Some examples of common situations help make the point. The red and blue teams, with their team officials and parents, arrive at the field for a game. Each team has an outstanding player that is moderately injured. Late in the second half, the score of the game is tied. The blue coach decides to substitute his injured player for trying to score a goal; the red coach thinks about putting his injured player in but chooses not to do so. Which coach is the winner, and which one is the loser? If you can answer this question without knowing the final score, your value and purpose are to promote children in the larger sense of helping them grow, learn, and mature. Suppose you need to know the final score to answer the question. In that case, it is somewhat challenging to know exactly what your value and purpose are other than to say they are something different than benefiting kids.

The red and blue teams have full rosters of moderately talented layers. The players have regularly attended practice and played all year for their teams, including in tournaments and throughout the league play. As the deadline for freezing the rosters for purposes of playing in State Cup approaches, the coach of the red team and the coach of the blue team are approached by Kristi Kicker, an outstanding national pool player who wants to leave her existing team and asks both coaches separately if she can join their teams. To make room for the exceptional player on the roster, both coaches would have to get rid of one of his existing players. The red team coach informs one of his players that she is no longer needed, drops her, and transfers Kristi onto his team. The blue team coach tells Kristi that he is sorry, but there is no room on his team roster. The red team is victorious in the State Cup and is crowned state champion. The blue team is knocked out of the State Cup competition in the quarter-finals. Is the red coach and team or the blue coach and team the winner? If your value and purpose are to succeed in the State Cup, the blue coach wins. If your value and purpose are to help kids grow, learn, and mature, the blue coach is a winner, and the red coach is a loser.

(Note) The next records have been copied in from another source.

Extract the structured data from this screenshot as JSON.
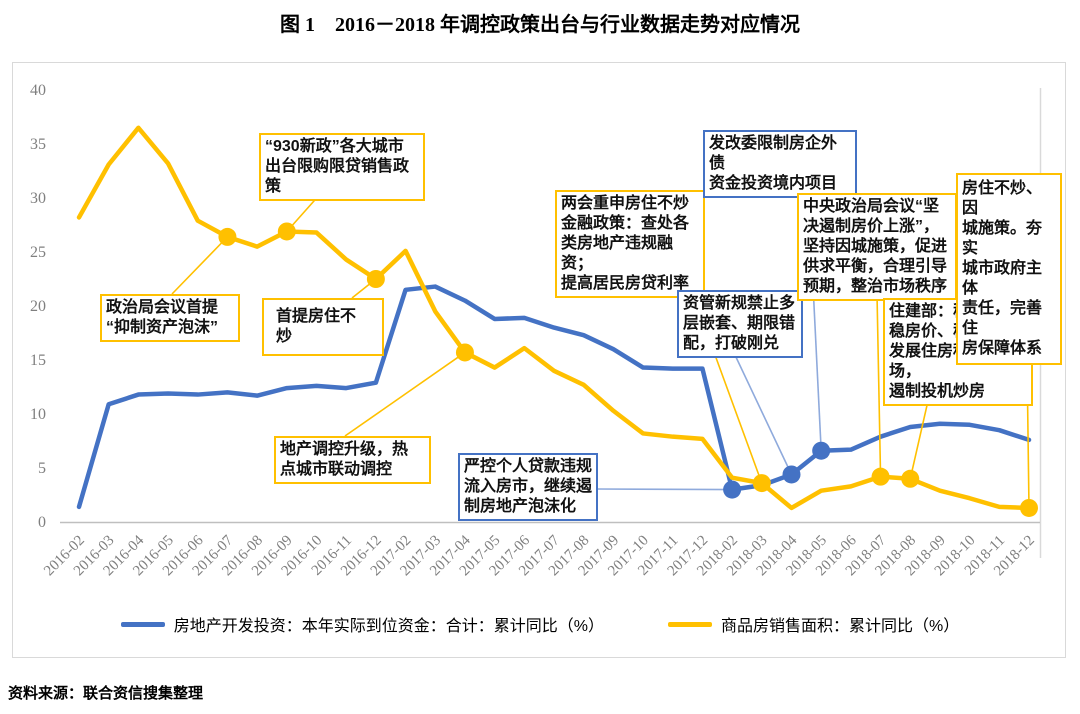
{
  "page": {
    "title": "图 1　2016－2018 年调控政策出台与行业数据走势对应情况",
    "source_note": "资料来源：联合资信搜集整理"
  },
  "chart_data": {
    "type": "line",
    "title": "图 1　2016－2018 年调控政策出台与行业数据走势对应情况",
    "categories": [
      "2016-02",
      "2016-03",
      "2016-04",
      "2016-05",
      "2016-06",
      "2016-07",
      "2016-08",
      "2016-09",
      "2016-10",
      "2016-11",
      "2016-12",
      "2017-02",
      "2017-03",
      "2017-04",
      "2017-05",
      "2017-06",
      "2017-07",
      "2017-08",
      "2017-09",
      "2017-10",
      "2017-11",
      "2017-12",
      "2018-02",
      "2018-03",
      "2018-04",
      "2018-05",
      "2018-06",
      "2018-07",
      "2018-08",
      "2018-09",
      "2018-10",
      "2018-11",
      "2018-12"
    ],
    "ylim": [
      0,
      40
    ],
    "ytick_step": 5,
    "grid": false,
    "legend_position": "bottom",
    "axis_color": "#7F7F7F",
    "series": [
      {
        "id": "investment",
        "name": "房地产开发投资：本年实际到位资金：合计：累计同比（%）",
        "color": "#4472C4",
        "values": [
          1.4,
          10.9,
          11.8,
          11.9,
          11.8,
          12.0,
          11.7,
          12.4,
          12.6,
          12.4,
          12.9,
          21.5,
          21.8,
          20.5,
          18.8,
          18.9,
          18.0,
          17.3,
          16.0,
          14.3,
          14.2,
          14.2,
          3.0,
          3.4,
          4.4,
          6.6,
          6.7,
          7.9,
          8.8,
          9.1,
          9.0,
          8.5,
          7.6
        ],
        "markers": [
          "2018-02",
          "2018-04",
          "2018-05"
        ]
      },
      {
        "id": "sales",
        "name": "商品房销售面积：累计同比（%）",
        "color": "#FFC000",
        "values": [
          28.2,
          33.1,
          36.5,
          33.2,
          27.9,
          26.4,
          25.5,
          26.9,
          26.8,
          24.3,
          22.5,
          25.1,
          19.5,
          15.7,
          14.3,
          16.1,
          14.0,
          12.7,
          10.3,
          8.2,
          7.9,
          7.7,
          4.1,
          3.6,
          1.3,
          2.9,
          3.3,
          4.2,
          4.0,
          2.9,
          2.2,
          1.4,
          1.3
        ],
        "markers": [
          "2016-07",
          "2016-09",
          "2016-12",
          "2017-04",
          "2018-03",
          "2018-07",
          "2018-08",
          "2018-12"
        ]
      }
    ],
    "annotations": [
      {
        "id": "yizhipaomo",
        "text": "政治局会议首提\n“抑制资产泡沫”",
        "border_color": "#FFC000",
        "leader_color": "#FFC000",
        "series": 1,
        "target": "2016-07"
      },
      {
        "id": "xinzheng930",
        "text": "“930新政”各大城市\n出台限购限贷销售政策",
        "border_color": "#FFC000",
        "leader_color": "#FFC000",
        "series": 1,
        "target": "2016-09"
      },
      {
        "id": "shoutifangzhu",
        "text": "首提房住不炒",
        "border_color": "#FFC000",
        "leader_color": "#FFC000",
        "series": 1,
        "target": "2016-12"
      },
      {
        "id": "diaokongshengji",
        "text": "地产调控升级，热\n点城市联动调控",
        "border_color": "#FFC000",
        "leader_color": "#FFC000",
        "series": 1,
        "target": "2017-04"
      },
      {
        "id": "lianghui",
        "text": "两会重申房住不炒\n金融政策：查处各\n类房地产违规融资；\n提高居民房贷利率",
        "border_color": "#FFC000",
        "leader_color": "#FFC000",
        "series": 1,
        "target": "2018-03"
      },
      {
        "id": "fagaiwei",
        "text": "发改委限制房企外债\n资金投资境内项目",
        "border_color": "#4472C4",
        "leader_color": "#8FAADC",
        "series": 0,
        "target": "2018-05"
      },
      {
        "id": "ziguanxingui",
        "text": "资管新规禁止多\n层嵌套、期限错\n配，打破刚兑",
        "border_color": "#4472C4",
        "leader_color": "#8FAADC",
        "series": 0,
        "target": "2018-04"
      },
      {
        "id": "yankongdaikuan",
        "text": "严控个人贷款违规\n流入房市，继续遏\n制房地产泡沫化",
        "border_color": "#4472C4",
        "leader_color": "#8FAADC",
        "series": 0,
        "target": "2018-02"
      },
      {
        "id": "zhongyangzhengzhiju",
        "text": "中央政治局会议“坚\n决遏制房价上涨”，\n坚持因城施策，促进\n供求平衡，合理引导\n预期，整治市场秩序",
        "border_color": "#FFC000",
        "leader_color": "#FFC000",
        "series": 1,
        "target": "2018-07"
      },
      {
        "id": "zhujianbu",
        "text": "住建部：稳地价、\n稳房价、稳预期，\n发展住房租赁市场，\n遏制投机炒房",
        "border_color": "#FFC000",
        "leader_color": "#FFC000",
        "series": 1,
        "target": "2018-08"
      },
      {
        "id": "fangzhubuchao",
        "text": "房住不炒、因\n城施策。夯实\n城市政府主体\n责任，完善住\n房保障体系",
        "border_color": "#FFC000",
        "leader_color": "#FFC000",
        "series": 1,
        "target": "2018-12"
      }
    ]
  }
}
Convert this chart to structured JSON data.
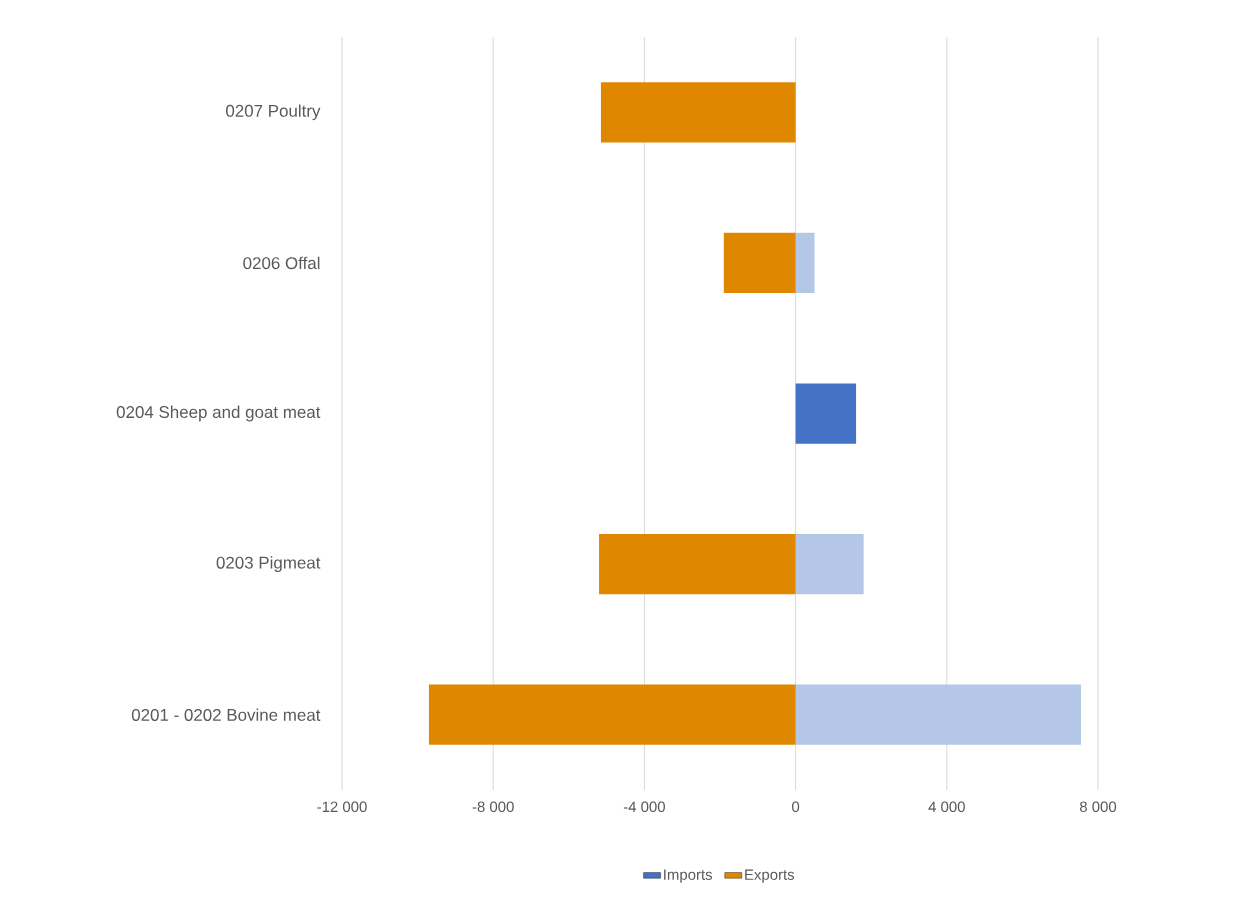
{
  "chart_data": {
    "type": "bar",
    "orientation": "horizontal",
    "stacked": true,
    "categories": [
      "0207 Poultry",
      "0206 Offal",
      "0204 Sheep and goat meat",
      "0203 Pigmeat",
      "0201 - 0202 Bovine meat"
    ],
    "series": [
      {
        "name": "Imports",
        "color": "#4472c4",
        "colors": [
          "#b4c7e7",
          "#b4c7e7",
          "#4472c4",
          "#b4c7e7",
          "#b4c7e7"
        ],
        "values": [
          0,
          500,
          1600,
          1800,
          7550
        ]
      },
      {
        "name": "Exports",
        "color": "#e08700",
        "values": [
          -5150,
          -1900,
          0,
          -5200,
          -9700
        ]
      }
    ],
    "xlim": [
      -12000,
      8000
    ],
    "xticks": [
      {
        "value": -12000,
        "label": "-12 000"
      },
      {
        "value": -8000,
        "label": "-8 000"
      },
      {
        "value": -4000,
        "label": "-4 000"
      },
      0,
      {
        "value": 4000,
        "label": "4 000"
      },
      {
        "value": 8000,
        "label": "8 000"
      }
    ],
    "grid": "x",
    "legend": "bottom"
  }
}
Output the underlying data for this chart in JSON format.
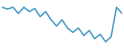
{
  "values": [
    6.5,
    6.2,
    6.5,
    5.5,
    6.5,
    5.8,
    6.3,
    5.0,
    5.8,
    4.5,
    3.5,
    4.5,
    3.2,
    2.5,
    3.2,
    2.0,
    2.8,
    1.5,
    2.2,
    1.0,
    1.8,
    6.5,
    5.5
  ],
  "line_color": "#4a9dc9",
  "bg_color": "#ffffff",
  "linewidth": 1.1
}
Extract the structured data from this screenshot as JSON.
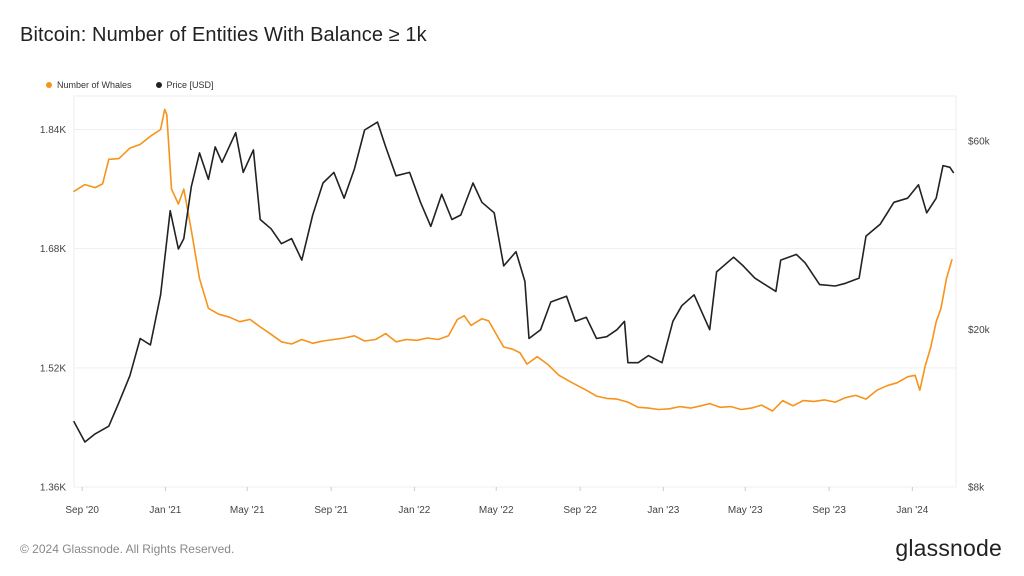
{
  "header": {
    "title": "Bitcoin: Number of Entities With Balance ≥ 1k"
  },
  "legend": [
    {
      "label": "Number of Whales",
      "color": "#f7931a"
    },
    {
      "label": "Price [USD]",
      "color": "#222222"
    }
  ],
  "footer": {
    "copyright": "© 2024 Glassnode. All Rights Reserved.",
    "brand": "glassnode"
  },
  "chart_data": {
    "type": "line",
    "title": "Bitcoin: Number of Entities With Balance ≥ 1k",
    "grid": true,
    "legend_position": "top-left",
    "x_ticks": [
      "Sep '20",
      "Jan '21",
      "May '21",
      "Sep '21",
      "Jan '22",
      "May '22",
      "Sep '22",
      "Jan '23",
      "May '23",
      "Sep '23",
      "Jan '24"
    ],
    "y_left": {
      "ticks": [
        "1.36K",
        "1.52K",
        "1.68K",
        "1.84K"
      ],
      "tick_values": [
        1360,
        1520,
        1680,
        1840
      ],
      "range": [
        1360,
        1885
      ]
    },
    "y_right": {
      "scale": "log",
      "ticks": [
        "$8k",
        "$20k",
        "$60k"
      ],
      "tick_values": [
        8000,
        20000,
        60000
      ],
      "range": [
        8000,
        78000
      ]
    },
    "series": [
      {
        "name": "Number of Whales",
        "axis": "left",
        "color": "#f7931a",
        "points": [
          [
            "2020-08-20",
            1757
          ],
          [
            "2020-09-05",
            1766
          ],
          [
            "2020-09-20",
            1762
          ],
          [
            "2020-10-01",
            1767
          ],
          [
            "2020-10-10",
            1800
          ],
          [
            "2020-10-25",
            1801
          ],
          [
            "2020-11-10",
            1815
          ],
          [
            "2020-11-25",
            1820
          ],
          [
            "2020-12-10",
            1831
          ],
          [
            "2020-12-25",
            1840
          ],
          [
            "2020-12-31",
            1867
          ],
          [
            "2021-01-03",
            1860
          ],
          [
            "2021-01-10",
            1760
          ],
          [
            "2021-01-20",
            1740
          ],
          [
            "2021-01-28",
            1760
          ],
          [
            "2021-02-08",
            1705
          ],
          [
            "2021-02-20",
            1640
          ],
          [
            "2021-03-05",
            1600
          ],
          [
            "2021-03-20",
            1592
          ],
          [
            "2021-04-05",
            1588
          ],
          [
            "2021-04-20",
            1582
          ],
          [
            "2021-05-05",
            1585
          ],
          [
            "2021-05-20",
            1575
          ],
          [
            "2021-06-05",
            1565
          ],
          [
            "2021-06-20",
            1555
          ],
          [
            "2021-07-05",
            1552
          ],
          [
            "2021-07-20",
            1558
          ],
          [
            "2021-08-05",
            1553
          ],
          [
            "2021-08-20",
            1556
          ],
          [
            "2021-09-05",
            1558
          ],
          [
            "2021-09-20",
            1560
          ],
          [
            "2021-10-05",
            1563
          ],
          [
            "2021-10-20",
            1556
          ],
          [
            "2021-11-05",
            1558
          ],
          [
            "2021-11-20",
            1566
          ],
          [
            "2021-12-05",
            1555
          ],
          [
            "2021-12-20",
            1558
          ],
          [
            "2022-01-05",
            1557
          ],
          [
            "2022-01-20",
            1560
          ],
          [
            "2022-02-05",
            1558
          ],
          [
            "2022-02-20",
            1563
          ],
          [
            "2022-03-05",
            1585
          ],
          [
            "2022-03-15",
            1590
          ],
          [
            "2022-03-25",
            1577
          ],
          [
            "2022-04-10",
            1586
          ],
          [
            "2022-04-20",
            1583
          ],
          [
            "2022-04-28",
            1570
          ],
          [
            "2022-05-12",
            1548
          ],
          [
            "2022-05-25",
            1545
          ],
          [
            "2022-06-05",
            1540
          ],
          [
            "2022-06-15",
            1525
          ],
          [
            "2022-06-30",
            1535
          ],
          [
            "2022-07-15",
            1525
          ],
          [
            "2022-08-01",
            1510
          ],
          [
            "2022-08-20",
            1500
          ],
          [
            "2022-09-10",
            1490
          ],
          [
            "2022-09-25",
            1482
          ],
          [
            "2022-10-10",
            1479
          ],
          [
            "2022-10-25",
            1478
          ],
          [
            "2022-11-10",
            1474
          ],
          [
            "2022-11-25",
            1467
          ],
          [
            "2022-12-10",
            1466
          ],
          [
            "2022-12-25",
            1464
          ],
          [
            "2023-01-10",
            1465
          ],
          [
            "2023-01-25",
            1468
          ],
          [
            "2023-02-10",
            1466
          ],
          [
            "2023-02-25",
            1469
          ],
          [
            "2023-03-10",
            1472
          ],
          [
            "2023-03-25",
            1467
          ],
          [
            "2023-04-10",
            1468
          ],
          [
            "2023-04-25",
            1464
          ],
          [
            "2023-05-10",
            1466
          ],
          [
            "2023-05-25",
            1470
          ],
          [
            "2023-06-10",
            1462
          ],
          [
            "2023-06-25",
            1476
          ],
          [
            "2023-07-10",
            1469
          ],
          [
            "2023-07-25",
            1476
          ],
          [
            "2023-08-10",
            1475
          ],
          [
            "2023-08-25",
            1477
          ],
          [
            "2023-09-10",
            1474
          ],
          [
            "2023-09-25",
            1480
          ],
          [
            "2023-10-10",
            1483
          ],
          [
            "2023-10-25",
            1478
          ],
          [
            "2023-11-10",
            1490
          ],
          [
            "2023-11-25",
            1496
          ],
          [
            "2023-12-10",
            1500
          ],
          [
            "2023-12-25",
            1508
          ],
          [
            "2024-01-05",
            1510
          ],
          [
            "2024-01-12",
            1490
          ],
          [
            "2024-01-20",
            1523
          ],
          [
            "2024-01-28",
            1548
          ],
          [
            "2024-02-05",
            1582
          ],
          [
            "2024-02-12",
            1600
          ],
          [
            "2024-02-20",
            1640
          ],
          [
            "2024-02-28",
            1665
          ]
        ]
      },
      {
        "name": "Price [USD]",
        "axis": "right",
        "color": "#222222",
        "points": [
          [
            "2020-08-20",
            11700
          ],
          [
            "2020-09-05",
            10400
          ],
          [
            "2020-09-20",
            10900
          ],
          [
            "2020-10-10",
            11400
          ],
          [
            "2020-10-25",
            13100
          ],
          [
            "2020-11-10",
            15300
          ],
          [
            "2020-11-25",
            19000
          ],
          [
            "2020-12-10",
            18300
          ],
          [
            "2020-12-25",
            24500
          ],
          [
            "2021-01-08",
            40000
          ],
          [
            "2021-01-20",
            32000
          ],
          [
            "2021-01-28",
            34000
          ],
          [
            "2021-02-08",
            46000
          ],
          [
            "2021-02-20",
            56000
          ],
          [
            "2021-03-05",
            48000
          ],
          [
            "2021-03-15",
            58000
          ],
          [
            "2021-03-25",
            53000
          ],
          [
            "2021-04-14",
            63000
          ],
          [
            "2021-04-25",
            50000
          ],
          [
            "2021-05-10",
            57000
          ],
          [
            "2021-05-20",
            38000
          ],
          [
            "2021-06-05",
            36000
          ],
          [
            "2021-06-20",
            33000
          ],
          [
            "2021-07-05",
            34000
          ],
          [
            "2021-07-20",
            30000
          ],
          [
            "2021-08-05",
            39000
          ],
          [
            "2021-08-20",
            47000
          ],
          [
            "2021-09-05",
            50000
          ],
          [
            "2021-09-20",
            43000
          ],
          [
            "2021-10-05",
            51000
          ],
          [
            "2021-10-20",
            64000
          ],
          [
            "2021-11-08",
            67000
          ],
          [
            "2021-11-20",
            58000
          ],
          [
            "2021-12-05",
            49000
          ],
          [
            "2021-12-25",
            50000
          ],
          [
            "2022-01-10",
            42000
          ],
          [
            "2022-01-25",
            36500
          ],
          [
            "2022-02-10",
            44000
          ],
          [
            "2022-02-25",
            38000
          ],
          [
            "2022-03-10",
            39000
          ],
          [
            "2022-03-28",
            47000
          ],
          [
            "2022-04-10",
            42000
          ],
          [
            "2022-04-28",
            39500
          ],
          [
            "2022-05-12",
            29000
          ],
          [
            "2022-05-30",
            31500
          ],
          [
            "2022-06-12",
            26500
          ],
          [
            "2022-06-18",
            19000
          ],
          [
            "2022-07-05",
            20000
          ],
          [
            "2022-07-20",
            23500
          ],
          [
            "2022-08-12",
            24300
          ],
          [
            "2022-08-25",
            21000
          ],
          [
            "2022-09-10",
            21500
          ],
          [
            "2022-09-25",
            19000
          ],
          [
            "2022-10-10",
            19200
          ],
          [
            "2022-10-25",
            20000
          ],
          [
            "2022-11-05",
            21000
          ],
          [
            "2022-11-10",
            16500
          ],
          [
            "2022-11-25",
            16500
          ],
          [
            "2022-12-10",
            17200
          ],
          [
            "2022-12-30",
            16500
          ],
          [
            "2023-01-15",
            21000
          ],
          [
            "2023-01-28",
            23000
          ],
          [
            "2023-02-15",
            24500
          ],
          [
            "2023-03-10",
            20000
          ],
          [
            "2023-03-20",
            28000
          ],
          [
            "2023-04-14",
            30500
          ],
          [
            "2023-04-28",
            29000
          ],
          [
            "2023-05-15",
            27000
          ],
          [
            "2023-06-15",
            25000
          ],
          [
            "2023-06-22",
            30000
          ],
          [
            "2023-07-15",
            31000
          ],
          [
            "2023-07-28",
            29500
          ],
          [
            "2023-08-18",
            26000
          ],
          [
            "2023-09-10",
            25800
          ],
          [
            "2023-09-25",
            26200
          ],
          [
            "2023-10-15",
            27000
          ],
          [
            "2023-10-25",
            34500
          ],
          [
            "2023-11-15",
            37000
          ],
          [
            "2023-12-05",
            42000
          ],
          [
            "2023-12-25",
            43000
          ],
          [
            "2024-01-10",
            46500
          ],
          [
            "2024-01-22",
            39500
          ],
          [
            "2024-02-05",
            43000
          ],
          [
            "2024-02-15",
            52000
          ],
          [
            "2024-02-25",
            51500
          ],
          [
            "2024-03-01",
            50000
          ]
        ]
      }
    ]
  }
}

Winning depends on what you are trying to accomplish. Suppose you consider winning in youth soccer, as I do, as benefiting children in the greater sense of helping them grow by teaching them worthwhile values by example, helping them learn lessons such as morals and ethics that will serve them well throughout their lives, and assisting them in maturing into responsible adults. Will you ever really know if you won? Your advanced values take time to grow and show themselves in the children you serve. There is a good chance you will not see what you achieved as the children move on with their lives. So, did you win? You may never see the specific example of your purpose being achieved, but you did win and won big. You know it, and I know. More importantly, each of the children you served knows it.